Some will come. Not as pleased with them as I'd like to be. To make the host feel better I switched off the flash much of the time and with the lighting there, I just don't like how they came out.
 
originally posted by .sasha:
originally posted by Brad Kane:
1999 Éric Texier Côte-Rôtie Vieilles Vignes - France, Rhône, Northern Rhône, Côte-Rôtie
Let it not be said that Joe Dougherty doesn't have a cruel playful streak. At the end of the evening, after an ocean of wine, he pulls this from his cellar, puts a bag over it and serves it to Texier and has him guess what it is. Eric doesn't think it's old enough to be Gentaz and so thinks maybe a '90 or '91 Verset. Ha ha! The joke’s on you, Eric. He thanks Joe for the opportunity to try it, to which Joe replies, "No, no! Thank you! You put it in the bottle. I only pulled the cork!"

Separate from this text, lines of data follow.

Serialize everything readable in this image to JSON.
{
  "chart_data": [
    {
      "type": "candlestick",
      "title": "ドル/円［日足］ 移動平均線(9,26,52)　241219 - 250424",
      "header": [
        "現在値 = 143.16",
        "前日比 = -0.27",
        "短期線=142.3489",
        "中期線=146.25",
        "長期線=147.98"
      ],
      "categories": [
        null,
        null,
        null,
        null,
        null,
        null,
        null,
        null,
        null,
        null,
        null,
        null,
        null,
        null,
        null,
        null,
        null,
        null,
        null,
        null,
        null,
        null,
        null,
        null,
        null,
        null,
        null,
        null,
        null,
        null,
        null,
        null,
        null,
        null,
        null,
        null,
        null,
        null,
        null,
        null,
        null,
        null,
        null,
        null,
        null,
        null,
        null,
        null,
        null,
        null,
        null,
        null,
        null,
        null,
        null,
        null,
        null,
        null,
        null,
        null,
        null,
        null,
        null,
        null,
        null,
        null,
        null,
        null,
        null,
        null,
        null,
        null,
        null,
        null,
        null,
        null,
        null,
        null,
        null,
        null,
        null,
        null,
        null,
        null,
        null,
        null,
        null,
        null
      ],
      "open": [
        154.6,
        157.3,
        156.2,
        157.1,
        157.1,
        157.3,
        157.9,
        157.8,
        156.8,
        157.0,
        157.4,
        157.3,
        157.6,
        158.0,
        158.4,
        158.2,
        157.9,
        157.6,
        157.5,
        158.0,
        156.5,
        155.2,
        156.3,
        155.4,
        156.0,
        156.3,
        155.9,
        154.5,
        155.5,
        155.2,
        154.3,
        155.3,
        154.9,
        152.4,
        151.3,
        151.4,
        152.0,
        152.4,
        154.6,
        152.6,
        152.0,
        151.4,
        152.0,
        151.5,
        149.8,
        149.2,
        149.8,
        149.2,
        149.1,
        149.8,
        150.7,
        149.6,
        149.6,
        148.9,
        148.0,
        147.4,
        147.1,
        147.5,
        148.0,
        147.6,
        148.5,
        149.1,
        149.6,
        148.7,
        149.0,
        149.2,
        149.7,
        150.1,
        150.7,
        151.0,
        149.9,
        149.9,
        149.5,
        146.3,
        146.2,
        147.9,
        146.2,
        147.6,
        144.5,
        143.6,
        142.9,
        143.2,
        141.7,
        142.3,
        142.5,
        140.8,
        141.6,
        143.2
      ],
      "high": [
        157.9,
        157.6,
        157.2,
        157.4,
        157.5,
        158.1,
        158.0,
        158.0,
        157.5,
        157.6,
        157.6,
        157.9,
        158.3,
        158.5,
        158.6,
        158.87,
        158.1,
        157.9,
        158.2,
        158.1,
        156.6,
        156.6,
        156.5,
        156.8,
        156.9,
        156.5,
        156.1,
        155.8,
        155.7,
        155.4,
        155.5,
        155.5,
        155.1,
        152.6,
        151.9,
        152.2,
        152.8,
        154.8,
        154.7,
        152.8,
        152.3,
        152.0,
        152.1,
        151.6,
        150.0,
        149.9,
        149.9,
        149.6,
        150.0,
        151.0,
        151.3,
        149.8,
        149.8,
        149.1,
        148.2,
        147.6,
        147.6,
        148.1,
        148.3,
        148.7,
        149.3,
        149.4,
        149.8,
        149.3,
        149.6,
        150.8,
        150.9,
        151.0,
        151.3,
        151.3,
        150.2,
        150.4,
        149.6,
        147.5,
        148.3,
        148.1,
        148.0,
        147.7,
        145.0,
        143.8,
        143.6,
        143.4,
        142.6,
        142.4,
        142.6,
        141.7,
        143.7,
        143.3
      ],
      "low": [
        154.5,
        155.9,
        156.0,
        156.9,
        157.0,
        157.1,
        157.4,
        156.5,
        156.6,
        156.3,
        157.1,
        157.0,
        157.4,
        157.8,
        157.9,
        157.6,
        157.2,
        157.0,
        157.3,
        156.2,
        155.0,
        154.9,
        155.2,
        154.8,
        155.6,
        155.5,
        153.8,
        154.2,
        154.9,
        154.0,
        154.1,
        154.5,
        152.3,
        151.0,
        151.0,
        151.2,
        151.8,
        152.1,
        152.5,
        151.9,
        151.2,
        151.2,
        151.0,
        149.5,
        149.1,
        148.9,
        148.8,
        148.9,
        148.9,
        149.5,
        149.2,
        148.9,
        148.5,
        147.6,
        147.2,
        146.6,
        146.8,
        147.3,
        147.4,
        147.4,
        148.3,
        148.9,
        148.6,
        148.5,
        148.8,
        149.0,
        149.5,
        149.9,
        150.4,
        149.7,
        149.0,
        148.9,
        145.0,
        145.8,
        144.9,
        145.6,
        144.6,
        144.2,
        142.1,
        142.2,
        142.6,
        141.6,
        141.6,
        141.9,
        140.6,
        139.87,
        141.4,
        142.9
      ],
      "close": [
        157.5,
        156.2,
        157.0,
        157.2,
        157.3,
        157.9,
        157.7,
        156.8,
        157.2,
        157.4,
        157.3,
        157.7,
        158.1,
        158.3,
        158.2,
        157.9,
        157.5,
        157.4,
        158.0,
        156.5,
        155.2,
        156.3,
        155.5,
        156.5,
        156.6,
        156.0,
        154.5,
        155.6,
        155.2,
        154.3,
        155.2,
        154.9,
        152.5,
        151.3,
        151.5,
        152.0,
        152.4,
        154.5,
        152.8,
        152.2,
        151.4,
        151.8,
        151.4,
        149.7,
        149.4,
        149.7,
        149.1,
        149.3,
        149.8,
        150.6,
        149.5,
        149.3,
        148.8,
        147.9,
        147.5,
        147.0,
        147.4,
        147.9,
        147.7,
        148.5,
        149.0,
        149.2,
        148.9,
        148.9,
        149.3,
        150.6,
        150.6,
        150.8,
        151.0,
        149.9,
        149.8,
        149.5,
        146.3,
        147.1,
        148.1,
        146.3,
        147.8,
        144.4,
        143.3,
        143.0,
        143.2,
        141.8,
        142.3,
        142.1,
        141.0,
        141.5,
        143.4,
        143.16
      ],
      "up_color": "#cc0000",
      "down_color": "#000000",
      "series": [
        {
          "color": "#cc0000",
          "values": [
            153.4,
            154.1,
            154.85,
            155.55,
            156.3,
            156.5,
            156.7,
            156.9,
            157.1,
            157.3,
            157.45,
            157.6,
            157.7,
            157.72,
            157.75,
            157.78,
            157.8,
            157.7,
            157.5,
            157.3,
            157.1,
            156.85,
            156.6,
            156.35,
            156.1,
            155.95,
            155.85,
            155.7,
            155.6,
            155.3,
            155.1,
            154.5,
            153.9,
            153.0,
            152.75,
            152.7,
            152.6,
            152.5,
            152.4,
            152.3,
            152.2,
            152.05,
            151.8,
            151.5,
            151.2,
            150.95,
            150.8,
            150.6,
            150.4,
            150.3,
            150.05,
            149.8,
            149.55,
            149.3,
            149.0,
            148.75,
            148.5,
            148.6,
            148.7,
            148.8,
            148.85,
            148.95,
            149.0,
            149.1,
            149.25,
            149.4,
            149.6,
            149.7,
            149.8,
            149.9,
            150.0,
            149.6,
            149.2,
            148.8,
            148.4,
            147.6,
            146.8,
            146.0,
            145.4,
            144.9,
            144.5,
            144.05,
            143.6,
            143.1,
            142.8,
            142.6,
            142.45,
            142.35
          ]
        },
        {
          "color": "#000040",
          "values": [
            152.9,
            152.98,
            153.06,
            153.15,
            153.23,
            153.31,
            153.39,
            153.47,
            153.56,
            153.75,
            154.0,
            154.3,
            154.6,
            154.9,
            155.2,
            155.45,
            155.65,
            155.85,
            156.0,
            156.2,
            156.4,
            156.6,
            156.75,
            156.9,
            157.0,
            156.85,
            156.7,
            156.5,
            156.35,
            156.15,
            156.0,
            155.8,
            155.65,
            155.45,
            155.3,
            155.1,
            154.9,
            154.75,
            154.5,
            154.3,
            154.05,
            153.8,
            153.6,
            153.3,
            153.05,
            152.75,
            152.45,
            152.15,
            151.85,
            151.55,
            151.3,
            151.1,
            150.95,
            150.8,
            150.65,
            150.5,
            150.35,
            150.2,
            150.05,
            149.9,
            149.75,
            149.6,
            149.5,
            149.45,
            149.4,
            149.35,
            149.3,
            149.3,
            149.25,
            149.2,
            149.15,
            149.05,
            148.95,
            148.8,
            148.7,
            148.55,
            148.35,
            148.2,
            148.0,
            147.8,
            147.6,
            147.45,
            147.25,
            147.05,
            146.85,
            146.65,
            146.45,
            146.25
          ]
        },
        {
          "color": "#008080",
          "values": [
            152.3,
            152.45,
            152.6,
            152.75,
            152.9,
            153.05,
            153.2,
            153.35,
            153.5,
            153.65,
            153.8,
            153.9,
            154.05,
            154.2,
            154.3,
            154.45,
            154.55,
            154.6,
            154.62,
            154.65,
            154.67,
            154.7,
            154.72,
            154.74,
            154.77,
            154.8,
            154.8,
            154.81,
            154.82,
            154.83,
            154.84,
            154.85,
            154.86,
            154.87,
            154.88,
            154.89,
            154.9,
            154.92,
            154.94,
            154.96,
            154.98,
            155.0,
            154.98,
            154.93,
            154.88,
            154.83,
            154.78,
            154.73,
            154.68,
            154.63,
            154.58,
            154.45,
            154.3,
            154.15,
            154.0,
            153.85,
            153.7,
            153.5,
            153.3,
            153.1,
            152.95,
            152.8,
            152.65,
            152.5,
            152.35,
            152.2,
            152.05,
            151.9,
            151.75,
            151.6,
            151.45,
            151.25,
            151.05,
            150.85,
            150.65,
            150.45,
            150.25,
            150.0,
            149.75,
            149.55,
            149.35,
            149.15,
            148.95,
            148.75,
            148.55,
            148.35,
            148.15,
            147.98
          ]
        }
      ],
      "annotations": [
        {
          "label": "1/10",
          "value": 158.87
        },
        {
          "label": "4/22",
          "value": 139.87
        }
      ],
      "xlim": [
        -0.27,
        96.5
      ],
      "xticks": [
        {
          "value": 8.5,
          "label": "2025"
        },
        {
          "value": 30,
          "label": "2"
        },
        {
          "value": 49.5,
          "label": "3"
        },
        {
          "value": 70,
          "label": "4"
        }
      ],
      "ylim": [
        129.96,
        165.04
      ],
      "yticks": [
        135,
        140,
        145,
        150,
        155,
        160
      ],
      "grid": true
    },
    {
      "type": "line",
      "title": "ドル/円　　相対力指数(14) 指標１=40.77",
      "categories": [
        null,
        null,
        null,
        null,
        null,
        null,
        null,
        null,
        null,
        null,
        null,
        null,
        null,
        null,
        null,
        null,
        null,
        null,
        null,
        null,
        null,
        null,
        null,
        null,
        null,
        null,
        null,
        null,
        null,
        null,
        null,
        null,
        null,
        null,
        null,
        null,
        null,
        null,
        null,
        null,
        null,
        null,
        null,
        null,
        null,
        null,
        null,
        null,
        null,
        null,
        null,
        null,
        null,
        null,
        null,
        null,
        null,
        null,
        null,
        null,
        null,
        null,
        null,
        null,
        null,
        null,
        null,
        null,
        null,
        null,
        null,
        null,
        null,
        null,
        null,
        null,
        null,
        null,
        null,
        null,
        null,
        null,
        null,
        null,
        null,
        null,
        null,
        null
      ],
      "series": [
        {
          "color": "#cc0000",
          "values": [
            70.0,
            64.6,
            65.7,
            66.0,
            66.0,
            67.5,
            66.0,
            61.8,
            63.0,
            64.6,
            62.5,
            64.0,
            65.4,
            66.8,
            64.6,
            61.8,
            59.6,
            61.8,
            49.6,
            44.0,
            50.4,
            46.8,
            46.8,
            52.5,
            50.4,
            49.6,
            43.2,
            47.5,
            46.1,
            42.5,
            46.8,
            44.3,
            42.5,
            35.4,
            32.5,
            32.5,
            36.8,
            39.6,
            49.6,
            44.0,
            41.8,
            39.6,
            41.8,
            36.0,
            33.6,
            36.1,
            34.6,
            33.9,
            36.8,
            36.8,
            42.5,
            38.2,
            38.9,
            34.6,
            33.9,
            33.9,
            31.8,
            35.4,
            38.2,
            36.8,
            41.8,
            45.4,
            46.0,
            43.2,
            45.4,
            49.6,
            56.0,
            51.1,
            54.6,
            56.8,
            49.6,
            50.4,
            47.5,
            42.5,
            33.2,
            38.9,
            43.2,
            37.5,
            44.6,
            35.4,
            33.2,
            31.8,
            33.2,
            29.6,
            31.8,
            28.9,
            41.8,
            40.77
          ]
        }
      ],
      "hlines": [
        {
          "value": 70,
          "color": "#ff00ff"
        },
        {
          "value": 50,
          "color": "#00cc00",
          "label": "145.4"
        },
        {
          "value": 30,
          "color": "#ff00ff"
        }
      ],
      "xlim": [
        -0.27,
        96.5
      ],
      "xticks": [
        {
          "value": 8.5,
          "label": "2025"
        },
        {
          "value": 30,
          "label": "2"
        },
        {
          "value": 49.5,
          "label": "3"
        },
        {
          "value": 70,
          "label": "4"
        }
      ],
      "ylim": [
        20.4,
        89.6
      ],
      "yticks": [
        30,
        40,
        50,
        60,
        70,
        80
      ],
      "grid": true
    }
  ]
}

The good news is that one did not have to be in attendance to know there is something seroiusly wrong with the above paragraph. Any takers?
Not entirely following you .sasha, but are you referring to the fact that Gentaz was made through the 1993 vintage so if he was going to guess 90-91 he should not have ruled it out? Or that the 99 Texier was showing as 8-9 years older than it's vintage?
 
originally posted by Jim Diven:
originally posted by .sasha:
originally posted by Brad Kane:
1999 Éric Texier Côte-Rôtie Vieilles Vignes - France, Rhône, Northern Rhône, Côte-Rôtie
Let it not be said that Joe Dougherty doesn't have a cruel playful streak. At the end of the evening, after an ocean of wine, he pulls this from his cellar, puts a bag over it and serves it to Texier and has him guess what it is. Eric doesn't think it's old enough to be Gentaz and so thinks maybe a '90 or '91 Verset. Ha ha! The joke’s on you, Eric. He thanks Joe for the opportunity to try it, to which Joe replies, "No, no! Thank you! You put it in the bottle. I only pulled the cork!"
The good news is that one did not have to be in attendance to know there is something seroiusly wrong with the above paragraph. Any takers?
Not entirely following you .sasha, but are you referring to the fact that Gentaz was made through the 1993 vintage so if he was going to guess 90-91 he should not have ruled it out? Or that the 99 Texier was showing as 8-9 years older than it's vintage?

I thought about that when he said it, but my take was that he considered '90 and '91 Verset to be much more youthful at this stage than Gentaz of a similar age.